First Selectman Lynne Vanderslice noted the governor’s revised budget included just over $1 million in proposed reductions in aid to Wilton.
“We anticipated additional reductions when developing the FY 2018 budget, as such the shortfall in our budget would be just over $400,000,” she said in an email to The Bulletin on Monday.
“The governor’s budget continues to reflect one-third of the cost of the teacher pension contribution being absorbed by Wilton,” she added. “We did not include that amount in the 2018 budget. The governor and the legislature have a responsibility to work together to address the state’s problems. I hope we will see more effort coming out of Hartford in the next few days and weeks.”
State Rep. Gail Lavielle (R-143) was disappointed, to say the least, in the governor’s latest proposal. She was especially unhappy he has kept the teachers’ pension obligation with the towns.
“It’s a terrible proposal because the residents of the towns are already taxed by the state to pay for the state’s contributions [to the pension fund],” she told The Bulletin on Monday. “Now the towns are responsible … but those are exactly the same people. This is obliging the towns to raise property taxes and people’s taxes are being raised a whole lot.
“It is disingenuous and misleading and very expensive,” she continued. “If the legislature is to condone this, they will be acting as advocates for the state employees’ union. It’s unacceptable.”
Lavielle added she did not know anyone in the legislature who likes this proposal.

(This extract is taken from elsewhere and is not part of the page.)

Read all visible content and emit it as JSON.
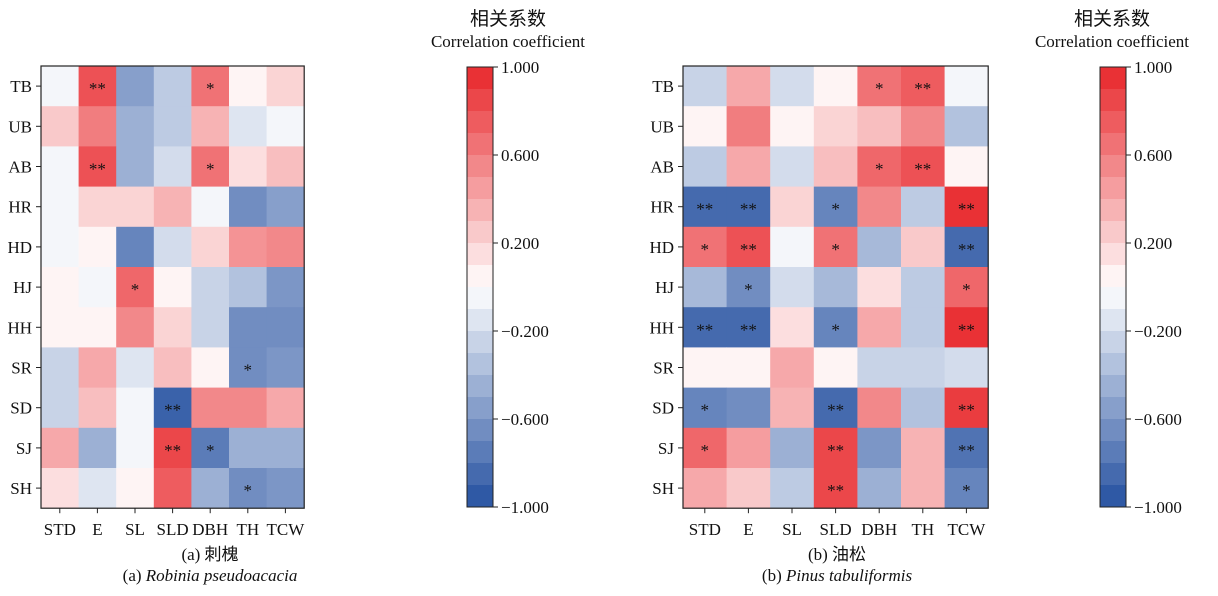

The Republicans, she said, will be releasing their revised proposed budget soon. The party had presented a proposed budget last month that did not raise taxes, but it went “out of balance” when new financial shortfalls were discovered.
The new Republican budget, she said, still will not raise taxes, but relies, as does Malloy’s, on him getting the union concessions he said he would deliver. Those amount to about $700 million in fiscal year 18 and more than $800 million in fiscal year 19. The Republican budget preserves education funding and does not have the pension burden. It does eliminate MRSF aid to towns and cuts many line items.
Lavielle was also unhappy to discover Malloy cut Wilton’s special education funds.
“That’s just horrible,” she said. “That’s the most unpredictable and accelerating cost we have in Wilton.”
A press release from the governor’s office said his updated budget was “designed to maintain the administration’s goals of providing more fiscal stability and predictability for taxpayer, businesses, and local governments, while continuing to bolster the state’s efforts to grow the economy and create jobs.”
Noting lower-than-expected revenue in April, Malloy said, “This session, the best outcome we can achieve for the people of the state is to adopt a responsible, balanced budget that does not rely heavily on new or increased taxes.”